Methods That Matter: Abstract Interpretation & Symbolic Execution

  • Abstract Interpretation approximates values and states using domains (e.g., ranges) and flags potential problems as alarms. It mitigates the state space explosion problem by employing abstractions that sometimes fail to produce concrete results. In such cases, the user may need to manually verify results flagged as “maybe” false. Abstract interpretation is not intended to close code coverage gaps.

  • Symbolic Execution explores program paths by treating inputs as symbolic values and forking at conditional statements. It is effective for constructing tests that reach deep paths and for checking assertions via theorem solvers—though it suffers from state space explosion and benefits from pruning and parallelization.

Practical Examples

Practical Examples

  1. Division by Zero
    A function with 10 / (x + i) shows how analysis surfaces a concrete witness for potential division by zero, while correctly recognizing non‑issues when preconditions guarantee x + i != 0.

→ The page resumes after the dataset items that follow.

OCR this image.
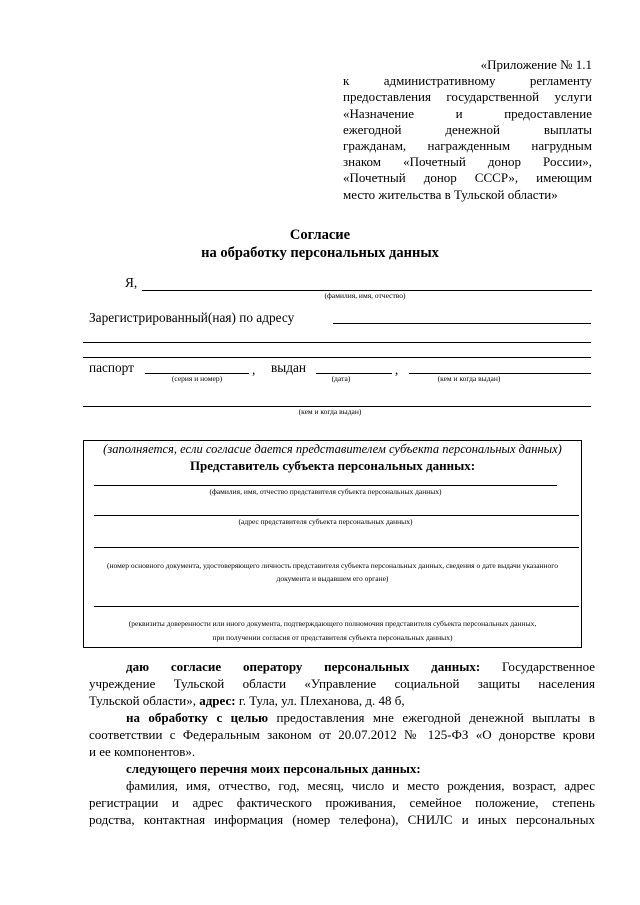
«Приложение № 1.1
к административному регламенту
предоставления государственной услуги
«Назначение и предоставление
ежегодной денежной выплаты
гражданам, награжденным нагрудным
знаком «Почетный донор России»,
«Почетный донор СССР», имеющим
место жительства в Тульской области»
Согласие
на обработку персональных данных
Я,
(фамилия, имя, отчество)
Зарегистрированный(ная) по адресу
паспорт
(серия и номер)
, выдан
(дата)
,
(кем и когда выдан)
(кем и когда выдан)
(заполняется, если согласие дается представителем субъекта персональных данных)
Представитель субъекта персональных данных:
(фамилия, имя, отчество представителя субъекта персональных данных)
(адрес представителя субъекта персональных данных)
(номер основного документа, удостоверяющего личность представителя субъекта персональных данных, сведения о дате выдачи указанного
документа и выдавшем его органе)
(реквизиты доверенности или иного документа, подтверждающего полномочия представителя субъекта персональных данных,
при получении согласия от представителя субъекта персональных данных)
даю согласие оператору персональных данных: Государственное
учреждение Тульской области «Управление социальной защиты населения
Тульской области», адрес: г. Тула, ул. Плеханова, д. 48 б,
на обработку с целью предоставления мне ежегодной денежной выплаты в
соответствии с Федеральным законом от 20.07.2012 № 125-ФЗ «О донорстве крови
и ее компонентов».
следующего перечня моих персональных данных:
фамилия, имя, отчество, год, месяц, число и место рождения, возраст, адрес
регистрации и адрес фактического проживания, семейное положение, степень
родства, контактная информация (номер телефона), СНИЛС и иных персональных
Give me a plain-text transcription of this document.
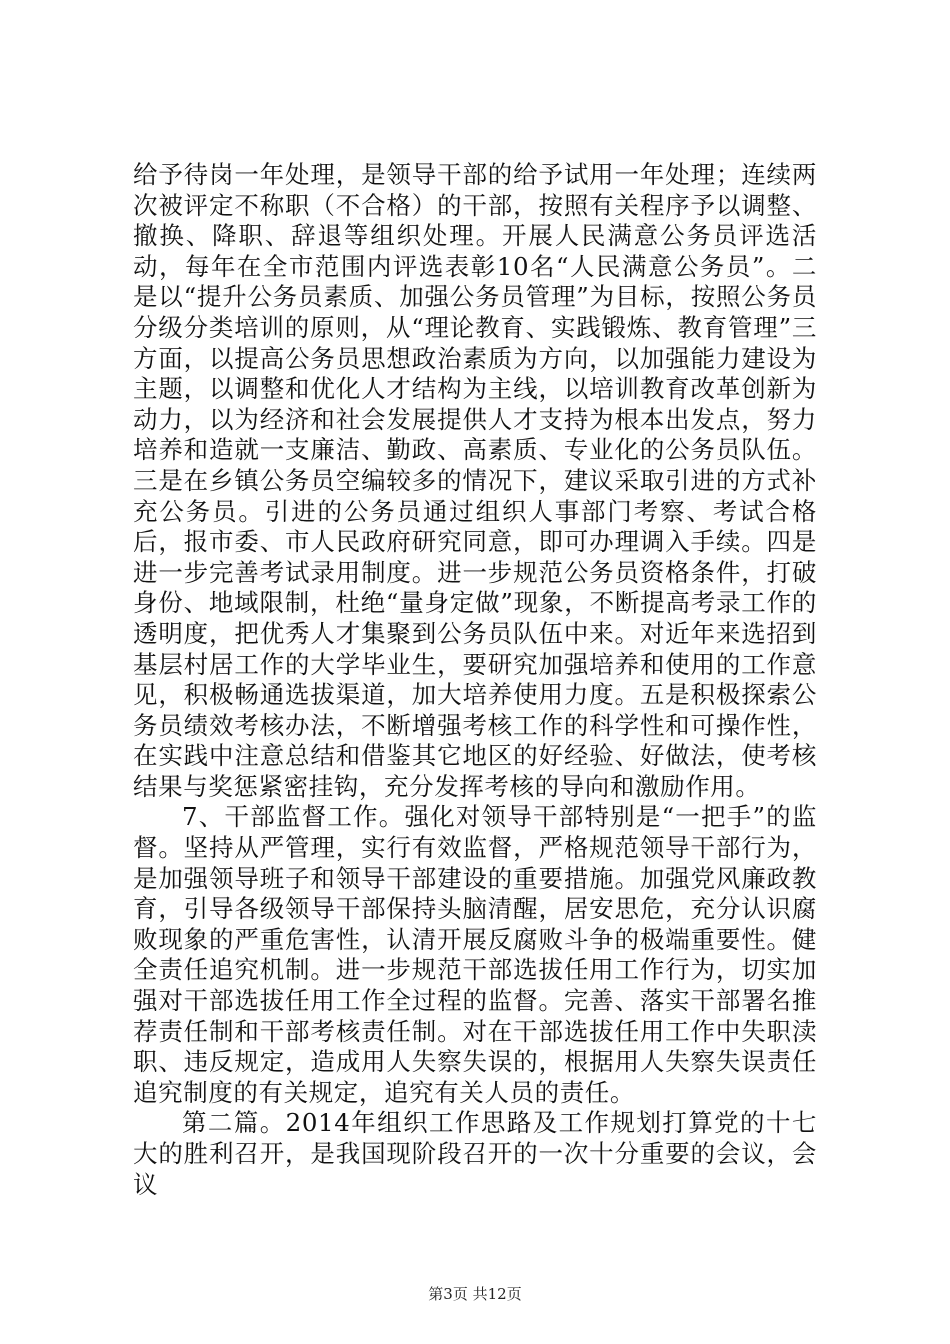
给予待岗一年处理，是领导干部的给予试用一年处理；连续两次被评定不称职（不合格）的干部，按照有关程序予以调整、撤换、降职、辞退等组织处理。开展人民满意公务员评选活动，每年在全市范围内评选表彰10名“人民满意公务员”。二是以“提升公务员素质、加强公务员管理”为目标，按照公务员分级分类培训的原则，从“理论教育、实践锻炼、教育管理”三方面，以提高公务员思想政治素质为方向，以加强能力建设为主题，以调整和优化人才结构为主线，以培训教育改革创新为动力，以为经济和社会发展提供人才支持为根本出发点，努力培养和造就一支廉洁、勤政、高素质、专业化的公务员队伍。三是在乡镇公务员空编较多的情况下，建议采取引进的方式补充公务员。引进的公务员通过组织人事部门考察、考试合格后，报市委、市人民政府研究同意，即可办理调入手续。四是进一步完善考试录用制度。进一步规范公务员资格条件，打破身份、地域限制，杜绝“量身定做”现象，不断提高考录工作的透明度，把优秀人才集聚到公务员队伍中来。对近年来选招到基层村居工作的大学毕业生，要研究加强培养和使用的工作意见，积极畅通选拔渠道，加大培养使用力度。五是积极探索公务员绩效考核办法，不断增强考核工作的科学性和可操作性，在实践中注意总结和借鉴其它地区的好经验、好做法，使考核结果与奖惩紧密挂钩，充分发挥考核的导向和激励作用。

7、干部监督工作。强化对领导干部特别是“一把手”的监督。坚持从严管理，实行有效监督，严格规范领导干部行为，是加强领导班子和领导干部建设的重要措施。加强党风廉政教育，引导各级领导干部保持头脑清醒，居安思危，充分认识腐败现象的严重危害性，认清开展反腐败斗争的极端重要性。健全责任追究机制。进一步规范干部选拔任用工作行为，切实加强对干部选拔任用工作全过程的监督。完善、落实干部署名推荐责任制和干部考核责任制。对在干部选拔任用工作中失职渎职、违反规定，造成用人失察失误的，根据用人失察失误责任追究制度的有关规定，追究有关人员的责任。

第二篇。2014年组织工作思路及工作规划打算党的十七大的胜利召开，是我国现阶段召开的一次十分重要的会议，会议

第3页 共12页
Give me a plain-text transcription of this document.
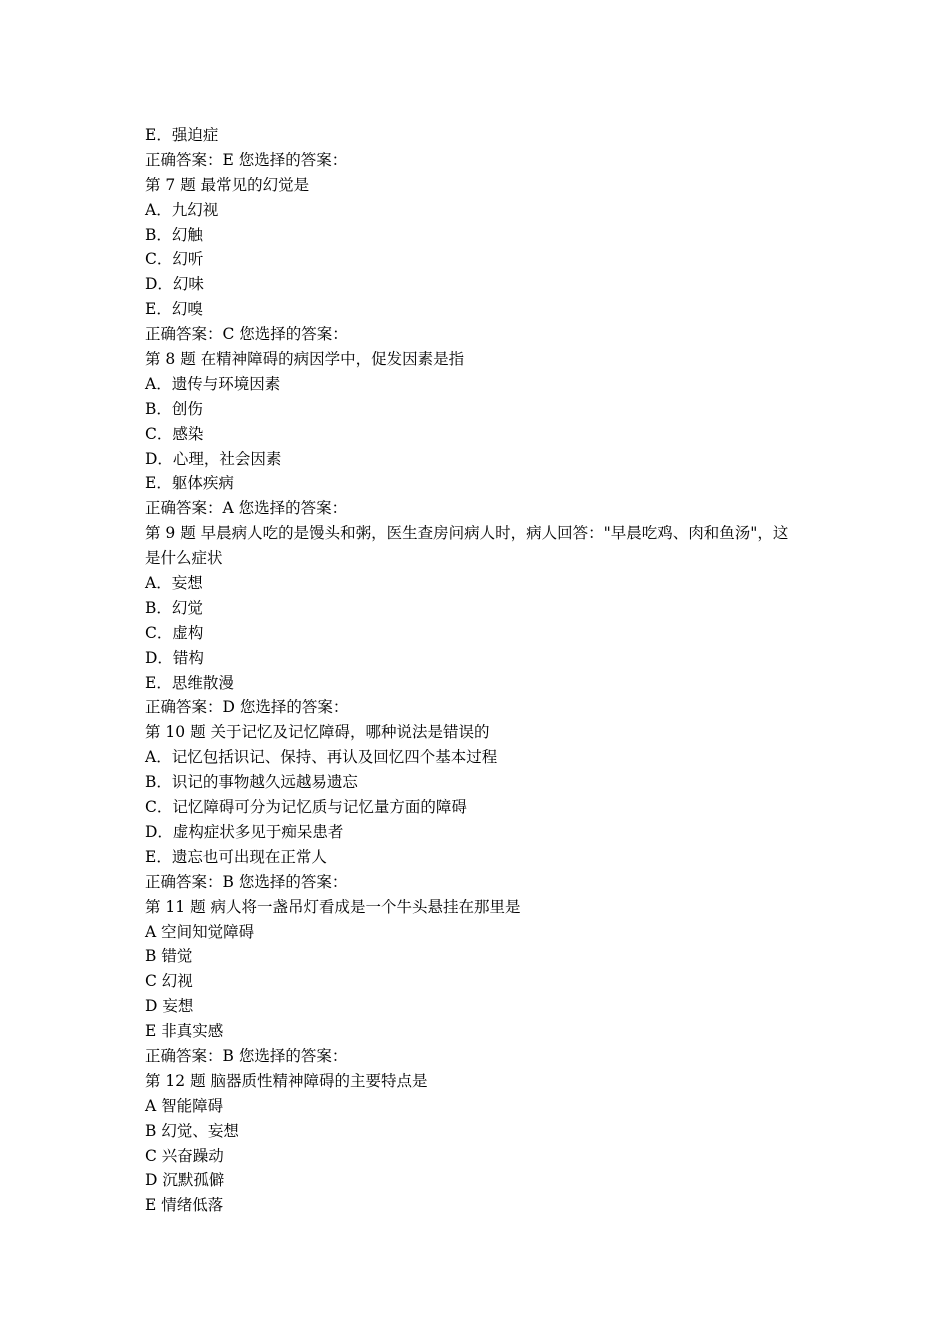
E．强迫症
正确答案：E 您选择的答案：
第 7 题 最常见的幻觉是
A．九幻视
B．幻触
C．幻听
D．幻味
E．幻嗅
正确答案：C 您选择的答案：
第 8 题 在精神障碍的病因学中，促发因素是指
A．遗传与环境因素
B．创伤
C．感染
D．心理，社会因素
E．躯体疾病
正确答案：A 您选择的答案：
第 9 题 早晨病人吃的是馒头和粥，医生查房问病人时，病人回答："早晨吃鸡、肉和鱼汤"，这
是什么症状
A．妄想
B．幻觉
C．虚构
D．错构
E．思维散漫
正确答案：D 您选择的答案：
第 10 题 关于记忆及记忆障碍，哪种说法是错误的
A．记忆包括识记、保持、再认及回忆四个基本过程
B．识记的事物越久远越易遗忘
C．记忆障碍可分为记忆质与记忆量方面的障碍
D．虚构症状多见于痴呆患者
E．遗忘也可出现在正常人
正确答案：B 您选择的答案：
第 11 题 病人将一盏吊灯看成是一个牛头悬挂在那里是
A 空间知觉障碍
B 错觉
C 幻视
D 妄想
E 非真实感
正确答案：B 您选择的答案：
第 12 题 脑器质性精神障碍的主要特点是
A 智能障碍
B 幻觉、妄想
C 兴奋躁动
D 沉默孤僻
E 情绪低落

  2. Assertion‑Driven Debugging in Data Structures
    When inserting a node into a tree, we expect nodes_after = nodes_before + 1. Symbolic checking produced a counterexample: equal‑value handling was missing, exposing an implementation error.

  3. Closing Coverage in C++ STL sort
    During qualification, the team found stubborn coverage gaps at specific lines. Solver‑guided analysis produced a target input (length‑13 sequence with extreme values) that drove execution through previously untested branches. Heavy compute demands made parallelization key.

  4. Race Conditions in Multithreaded Code
    In a simple stack with push/pop, analysis flagged hazardous areas where the shared stackPointer is written and then read—creating windows where an interleaving can corrupt state. Introduce proper synchronization around non‑atomic updates to avoid race conditions that cannot be proven to be absent.

  5. Casting int to enum: Out‑of‑Range Checks
    Int values from a data bus are cast to an enum {OK, REPEAT, ERROR}. Analysis identified out‑of‑range casts and produced witness inputs (e.g., 3 or very large unsigned values), guiding teams to add robust range checks.

What Today’s Tools Get Wrong—and What We Need Next

What Today’s Tools Get Wrong—and What We Need Next

From ongoing tool comparisons:

  • Abstract interpretation doesn’t provide coverage and can generate “maybe” alarms that require manual triage.

  • Undefined behavior remains hard to detect automatically; many rules still rely on review.

  • Real‑world use demands configuration, stubs for low‑level libraries, handling recursion, memory allocation, and advanced C++ features (ad‑hoc polymorphism, complex resolution rules).

  • Toolchains may support Clang but not GCC, complicating pipelines.

What we’re building toward:

  • Automated coverage‑problem solving with definitive verdicts (fewer “maybe” alarms).

  • Better detection of undefined behavior.

  • Smarter, more automated configuration.

  • Full C++ support at production scale.

  • Parallelizable approaches for better scalability.

Static Analysis Meets AI

Static Analysis Meets AI

We’re researching ways to integrate static analysis with AI‑generated assertions: let AI propose invariants; use formal methods to prove or refute them. This hybrid approach could raise the quality of AI‑assisted programming while respecting safety constraints.